Le segment des obligations indexées sur l’inflation a commencé à prendre de l’ampleur lorsque la Grande Bretagne, comme premier Etat industrialisé, a émis de tels titres en 1981, les inflation-linked Gilts (ILG). Progressivement, d’autres gouvernements lui ont emboîté le pas, tel le Canada (1991), les Etats-Unis (1997), la France (1998) ou l’Allemagne (2006).
Particularités des obligations indexées sur l'inflation
Les obligations indexées sur l’inflation se distinguent des obligations non-indexées, qu’on appelle également obligations nominales pour les départager des obligations indexées, par le fait que les paiements qu’elles génèrent soient indexées sur un indice d’inflation.
Dans certains cas, l’indexation peut porter uniquement sur le capital, dans d’autres uniquement sur les coupons ; mais la règle, surtout en ce qui concerne les obligations émises par les gouvernements, qui représentent le gros du volume de cette classe d’obligations, est que tous les flux soient indexés.

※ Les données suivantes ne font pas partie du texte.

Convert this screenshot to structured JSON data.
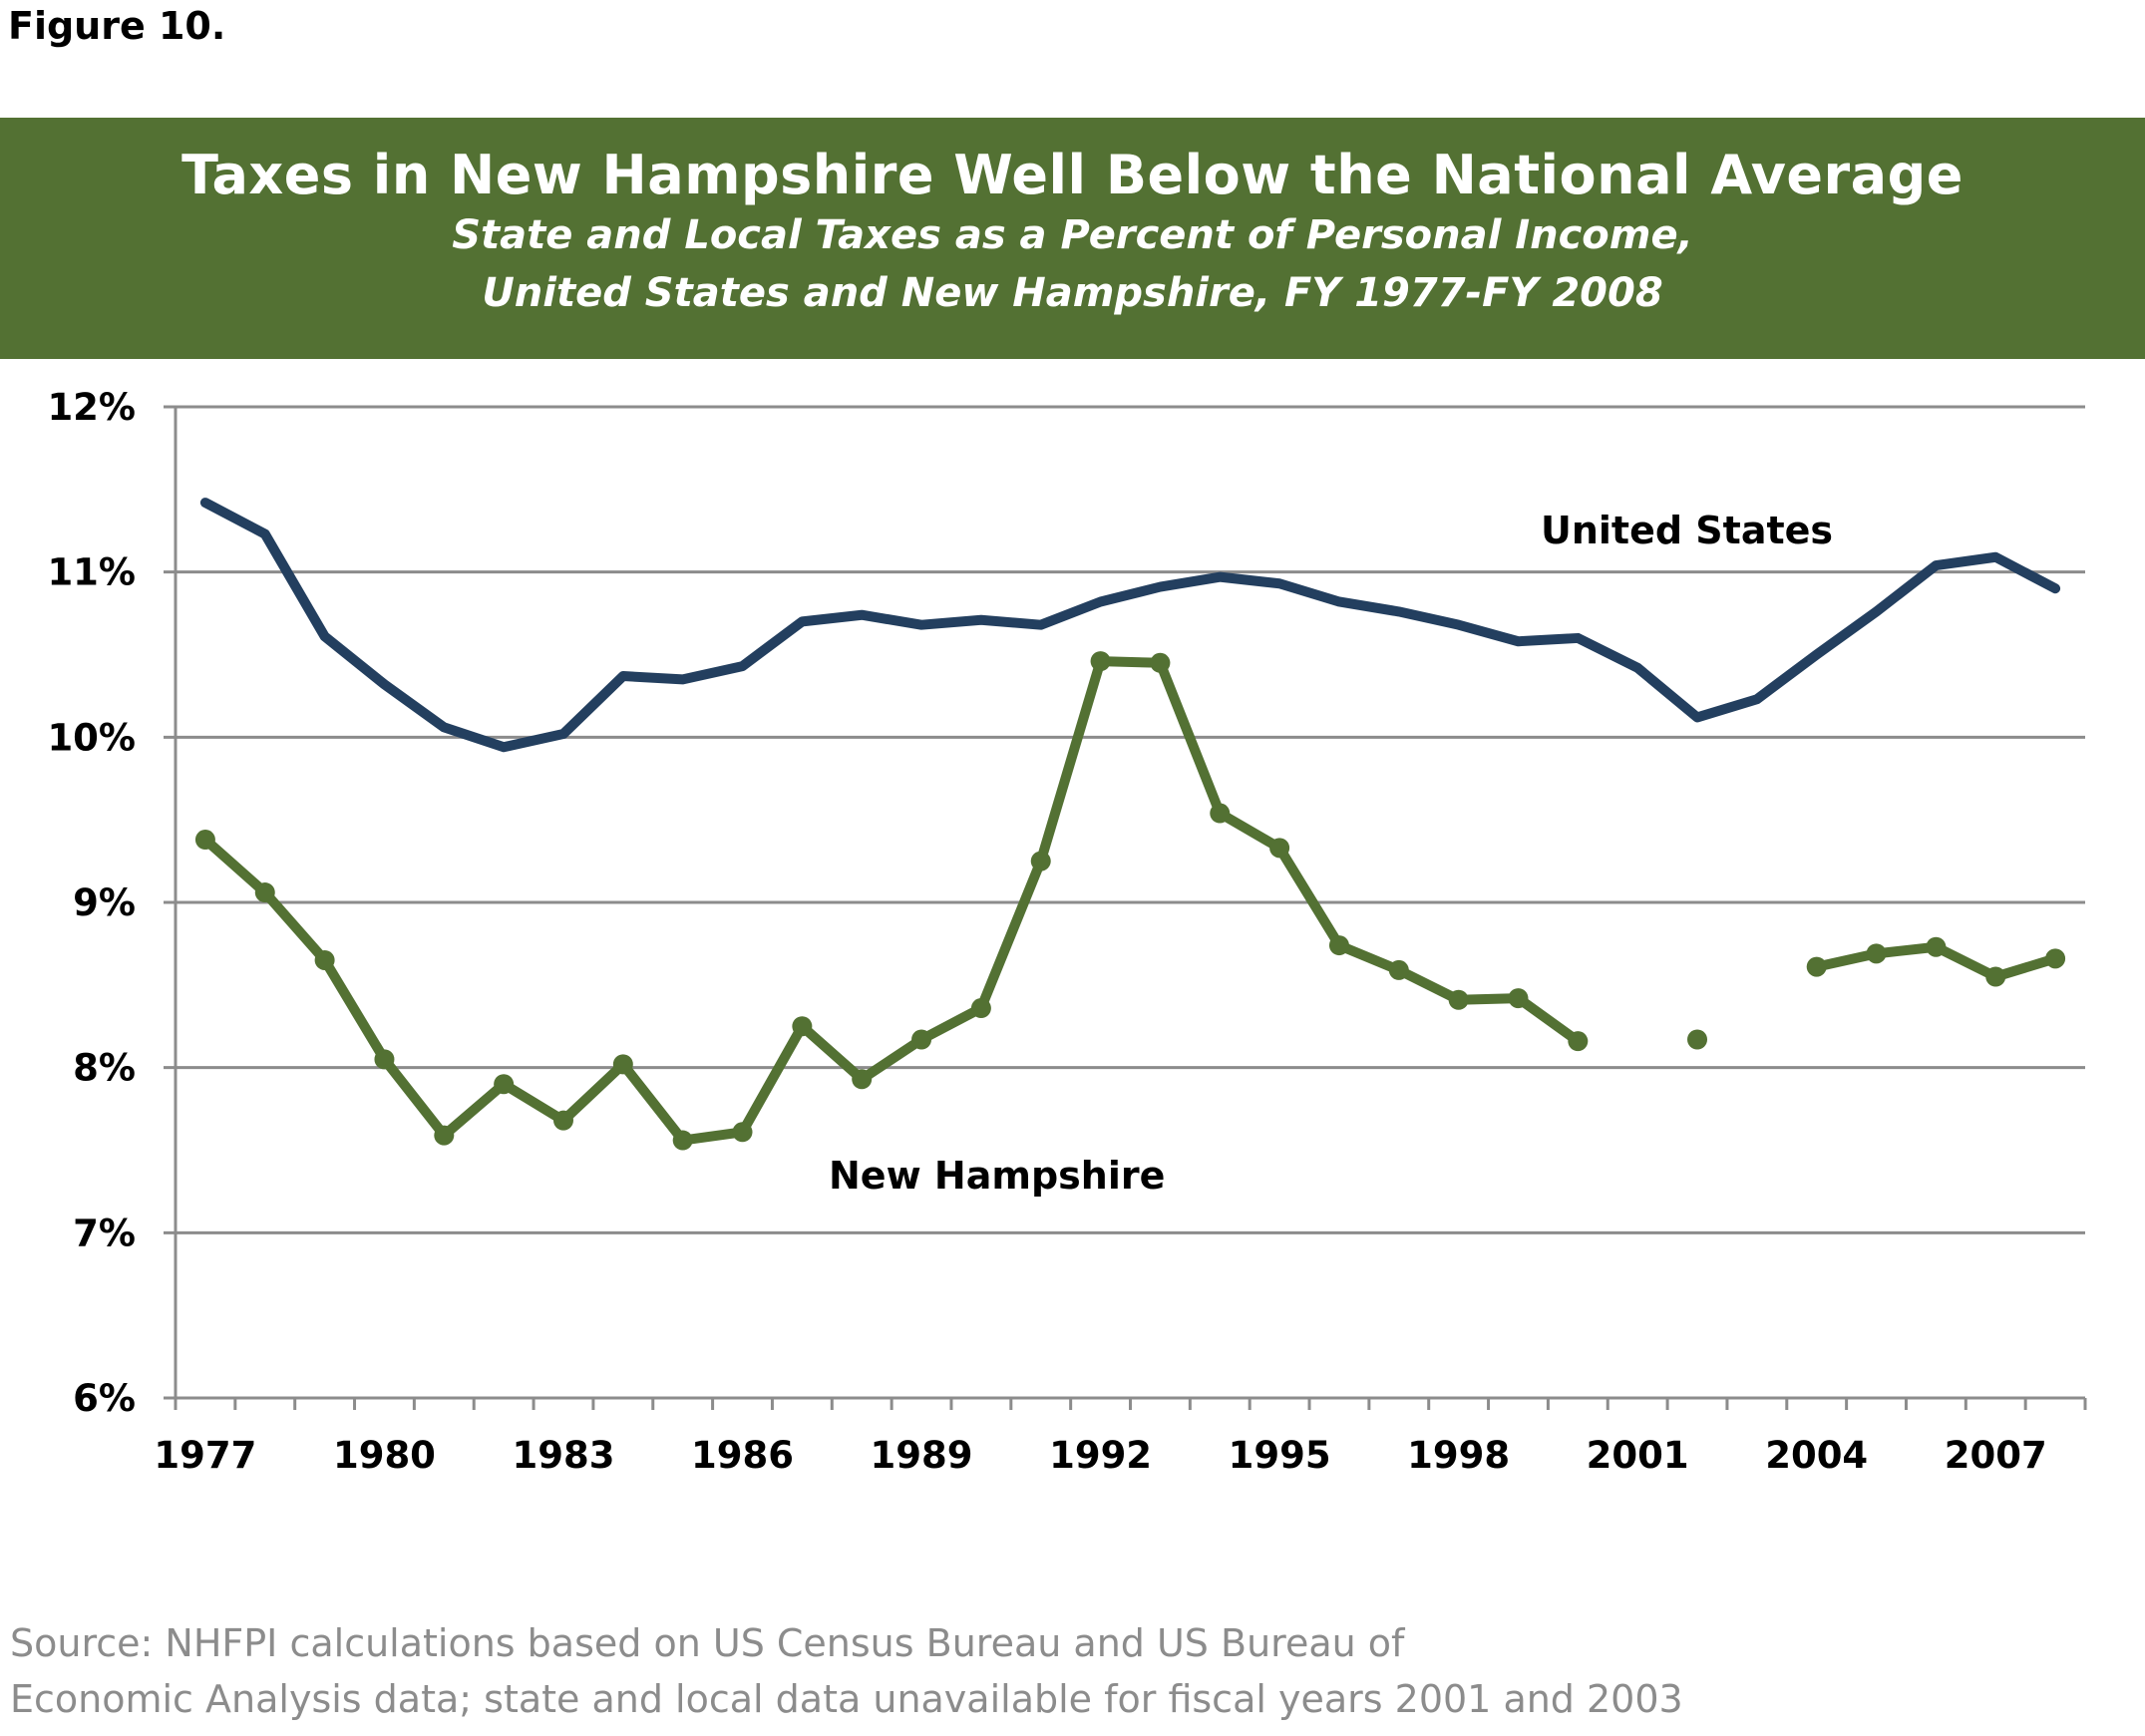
{
  "figure_label": "Figure 10.",
  "source_lines": [
    "Source:  NHFPI calculations based on US Census Bureau and US Bureau of",
    "Economic Analysis data; state and local data unavailable for fiscal years 2001 and 2003"
  ],
  "colors": {
    "banner": "#537133",
    "us": "#233f5f",
    "nh": "#537133",
    "grid": "#8c8c8c"
  },
  "chart_data": {
    "type": "line",
    "title": "Taxes in New Hampshire Well Below the National Average",
    "subtitle_lines": [
      "State and Local Taxes as a Percent of Personal Income,",
      "United States and New Hampshire, FY 1977-FY 2008"
    ],
    "x": [
      1977,
      1978,
      1979,
      1980,
      1981,
      1982,
      1983,
      1984,
      1985,
      1986,
      1987,
      1988,
      1989,
      1990,
      1991,
      1992,
      1993,
      1994,
      1995,
      1996,
      1997,
      1998,
      1999,
      2000,
      2001,
      2002,
      2003,
      2004,
      2005,
      2006,
      2007,
      2008
    ],
    "x_tick_labels": [
      "1977",
      "1980",
      "1983",
      "1986",
      "1989",
      "1992",
      "1995",
      "1998",
      "2001",
      "2004",
      "2007"
    ],
    "y_tick_labels": [
      "6%",
      "7%",
      "8%",
      "9%",
      "10%",
      "11%",
      "12%"
    ],
    "ylim": [
      6,
      12
    ],
    "grid": true,
    "series": [
      {
        "name": "United States",
        "markers": false,
        "values": [
          11.42,
          11.23,
          10.61,
          10.32,
          10.06,
          9.94,
          10.02,
          10.37,
          10.35,
          10.43,
          10.7,
          10.74,
          10.68,
          10.71,
          10.68,
          10.82,
          10.91,
          10.97,
          10.93,
          10.82,
          10.76,
          10.68,
          10.58,
          10.6,
          10.42,
          10.12,
          10.23,
          10.5,
          10.76,
          11.04,
          11.09,
          10.9
        ]
      },
      {
        "name": "New Hampshire",
        "markers": true,
        "values": [
          9.38,
          9.06,
          8.65,
          8.05,
          7.59,
          7.9,
          7.68,
          8.02,
          7.56,
          7.61,
          8.25,
          7.93,
          8.17,
          8.36,
          9.25,
          10.46,
          10.45,
          9.54,
          9.33,
          8.74,
          8.59,
          8.41,
          8.42,
          8.16,
          null,
          8.17,
          null,
          8.61,
          8.69,
          8.73,
          8.55,
          8.66
        ]
      }
    ]
  }
}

Cette indexation protège le détenteur de ces titres contre le risque d’inflation pendant toute la durée de vie de l’obligation, et lui assure un rendement réel, par opposition aux obligations non-indexées qui génèrent un rendement nominal.
L’indice
L’indice choisi est généralement celui des prix à la consommation du pays émetteur.
Dans le cas des gouvernements européens, la tendance, depuis l’introduction de l’Euro et de la coordination de la politique économique et monétaire, a été d’indexer les émissions récentes sur l’indice d’inflation européenne, publié par eurostat.
L’intérêt des obligations indexées sur l’inflation
L’intérêt pour l’émetteur
Pour l’émetteur, l’indexation de sa dette sur l’inflation peut avoir un intérêt particulier dans deux cas de figure:
1. dans un contexte d’inflation forte et volatile, l’émission d’obligations indexées peut être son seul moyen d’avoir accès aux marchés de capitaux. C'était le cas notamment du Chili en 1956, du Brésil en 1964 ou de l’Argentine en 1973.
2. dans le cas contraire d’une inflation faible et bien maîtrisée, l’émission d’obligations indexées peut lui permettre de réduire ses coûts d’emprunt et, dans le cas où l’émetteur est un gouvernement, apporter de la crédibilité à sa politique de stabilité monétaire.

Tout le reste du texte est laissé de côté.